Specific-task performances on Mistral 7B.
| Metric |
Multitask |
Single-Task |
| Mean BLEU on review |
70.84% |
76.41% |
| Mean Exact-Match on sentiment |
87.20% |
71.80% |
| Mean NER F1 |
30.60% |
32.56% |
| Mean NER Precision |
39.28% |
37.05% |
| Mean NER Recall |
28.04% |
33.50% |
| Formatting error rate |
29.00‰ |
155.00‰ |
The experiments conducted on the five models—Gemma 2 9B, Qwen 2 7B, LLama 3.1 8B, Phi3 Medium 14B, and Mistral 7B—present a diverse and complex landscape of performance across single-task and multitask prompting approaches. While the general assumption that single-task prompts yield superior results holds true for most models, the nuances of performance reveal significant variations depending on the architecture and task type.

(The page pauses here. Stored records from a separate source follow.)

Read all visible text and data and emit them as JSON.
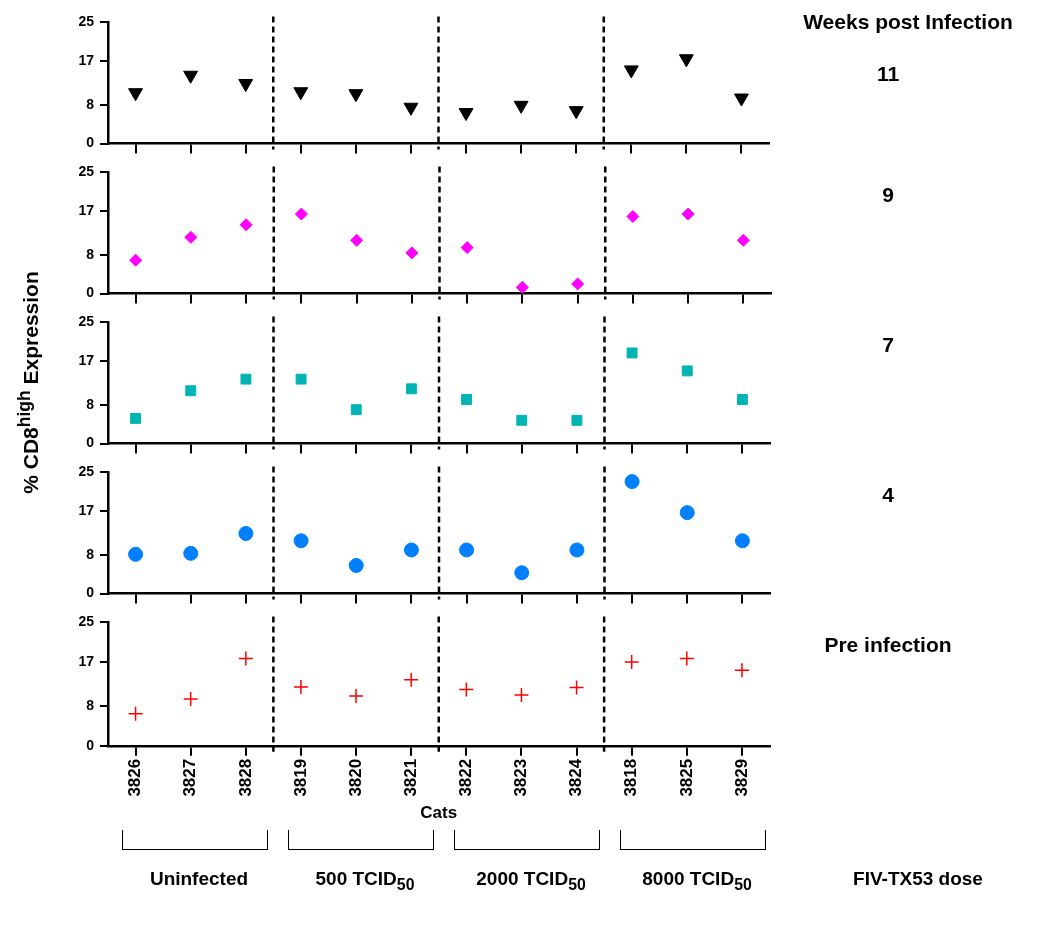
{
  "chart_data": [
    {
      "type": "scatter",
      "annotations": [
        "Weeks post Infection",
        "11"
      ],
      "categories": [
        "3826",
        "3827",
        "3828",
        "3819",
        "3820",
        "3821",
        "3822",
        "3823",
        "3824",
        "3818",
        "3825",
        "3829"
      ],
      "series": [
        {
          "color": "#000000",
          "values": [
            10.5,
            14.1,
            12.4,
            10.7,
            10.3,
            7.5,
            6.4,
            7.9,
            6.8,
            15.2,
            17.5,
            9.4
          ]
        }
      ],
      "marker": "triangle",
      "ylim": [
        0,
        25
      ],
      "yticks": [
        0,
        8,
        17,
        25
      ],
      "tick_labels": "y",
      "grid": false,
      "legend": false
    },
    {
      "type": "scatter",
      "annotations": [
        "9"
      ],
      "categories": [
        "3826",
        "3827",
        "3828",
        "3819",
        "3820",
        "3821",
        "3822",
        "3823",
        "3824",
        "3818",
        "3825",
        "3829"
      ],
      "series": [
        {
          "color": "#ff00ff",
          "values": [
            6.9,
            11.6,
            14.2,
            16.4,
            11.0,
            8.4,
            9.5,
            1.3,
            2.0,
            15.9,
            16.4,
            11.0
          ]
        }
      ],
      "marker": "diamond",
      "ylim": [
        0,
        25
      ],
      "yticks": [
        0,
        8,
        17,
        25
      ],
      "tick_labels": "y",
      "grid": false,
      "legend": false
    },
    {
      "type": "scatter",
      "annotations": [
        "7"
      ],
      "ylabel": "% CD8$^{high}$ Expression",
      "categories": [
        "3826",
        "3827",
        "3828",
        "3819",
        "3820",
        "3821",
        "3822",
        "3823",
        "3824",
        "3818",
        "3825",
        "3829"
      ],
      "series": [
        {
          "color": "#00b4b4",
          "values": [
            5.2,
            10.9,
            13.3,
            13.3,
            7.0,
            11.3,
            9.1,
            4.8,
            4.8,
            18.7,
            15.0,
            9.1
          ]
        }
      ],
      "marker": "square",
      "ylim": [
        0,
        25
      ],
      "yticks": [
        0,
        8,
        17,
        25
      ],
      "tick_labels": "y",
      "grid": false,
      "legend": false
    },
    {
      "type": "scatter",
      "annotations": [
        "4"
      ],
      "categories": [
        "3826",
        "3827",
        "3828",
        "3819",
        "3820",
        "3821",
        "3822",
        "3823",
        "3824",
        "3818",
        "3825",
        "3829"
      ],
      "series": [
        {
          "color": "#0080ff",
          "values": [
            8.1,
            8.3,
            12.4,
            10.9,
            5.8,
            9.0,
            9.0,
            4.3,
            9.0,
            23.1,
            16.7,
            10.9
          ]
        }
      ],
      "marker": "circle",
      "ylim": [
        0,
        25
      ],
      "yticks": [
        0,
        8,
        17,
        25
      ],
      "tick_labels": "y",
      "grid": false,
      "legend": false
    },
    {
      "type": "scatter",
      "xlabel": "Cats",
      "categories": [
        "3826",
        "3827",
        "3828",
        "3819",
        "3820",
        "3821",
        "3822",
        "3823",
        "3824",
        "3818",
        "3825",
        "3829"
      ],
      "series": [
        {
          "color": "#ff0000",
          "values": [
            6.5,
            9.5,
            17.7,
            11.9,
            10.1,
            13.4,
            11.4,
            10.3,
            11.8,
            17.0,
            17.7,
            15.3
          ]
        }
      ],
      "marker": "cross",
      "ylim": [
        0,
        25
      ],
      "yticks": [
        0,
        8,
        17,
        25
      ],
      "grid": false,
      "legend": false,
      "annotations": [
        "Pre infection",
        "Uninfected",
        "500 TCID$_{50}$",
        "2000 TCID$_{50}$",
        "8000 TCID$_{50}$",
        "FIV-TX53 dose"
      ]
    }
  ]
}
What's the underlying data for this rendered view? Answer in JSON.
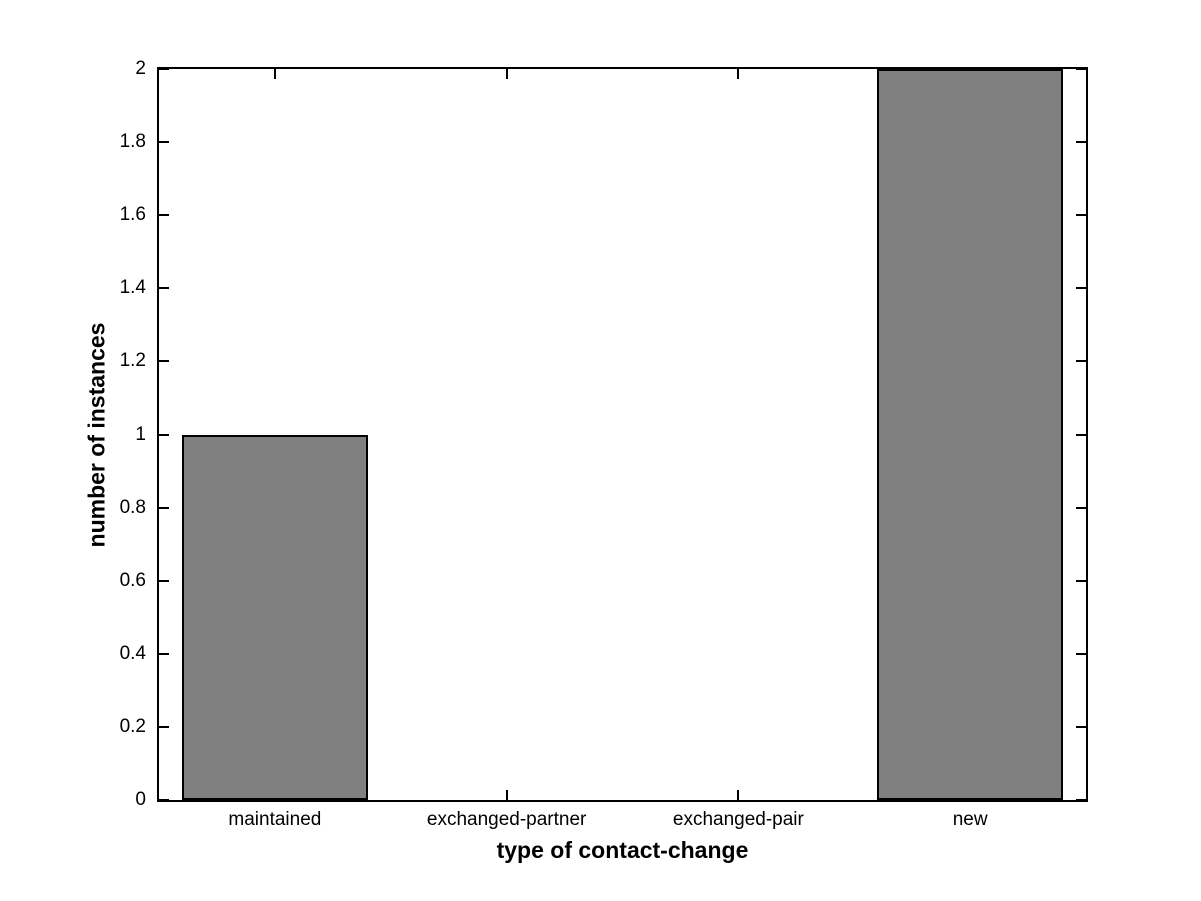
{
  "chart_data": {
    "type": "bar",
    "title": "",
    "categories": [
      "maintained",
      "exchanged-partner",
      "exchanged-pair",
      "new"
    ],
    "values": [
      1,
      0,
      0,
      2
    ],
    "xlabel": "type of contact-change",
    "ylabel": "number of instances",
    "ylim": [
      0,
      2
    ],
    "yticks": [
      0,
      0.2,
      0.4,
      0.6,
      0.8,
      1,
      1.2,
      1.4,
      1.6,
      1.8,
      2
    ],
    "ytick_labels": [
      "0",
      "0.2",
      "0.4",
      "0.6",
      "0.8",
      "1",
      "1.2",
      "1.4",
      "1.6",
      "1.8",
      "2"
    ],
    "bar_width_ratio": 0.8,
    "grid": false,
    "legend": null,
    "colors": {
      "bar_fill": "#808080",
      "bar_edge": "#000000",
      "axis": "#000000",
      "background": "#ffffff",
      "text": "#000000"
    }
  }
}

Gemma 2 9B and Qwen 2 7B conform to expectations, with single-task prompts outperforming multitask prompts across the majority of metrics, though the difference is more pronounced in Qwen 2 7B. In contrast, LLama 3.1 8B challenges this assumption, demonstrating superior results with multitask prompts, particularly in generating coherent text and sentiment analysis, signaling that not all models adhere to a uniform performance pattern. Phi3 Medium 14B exhibited the weakest overall performance, with both single-task and multitask approaches underperforming compared to the other models, but with the single-task approach consistently outperforming the multitask one. This highlights potential limitations in the model’s architecture when handling both simple and complex tasks. Mistral 7B presents a mixed profile, with performance fluctuating between the two prompting approaches depending on the task. While single-task prompts show an advantage in text generation and NER Recall, multitask prompts excel in sentiment analysis and NER Precision, with a notably lower formatting error rate, suggesting that Mistral 7B is more versatile but less predictable. Overall, these experiments underscore the importance of selecting the appropriate prompting strategy based on the specific model and task at hand. While single-task prompts generally offer better performance, certain models like LLama 3.1 8B and Mistral 7B demonstrate the potential of multitask prompts to exceed single-task results in specific contexts. The diverse outcomes across these models suggest that optimizing prompting strategies for LLMs should be model-specific and task-aware, rather than guided by a one-size-fits-all approach.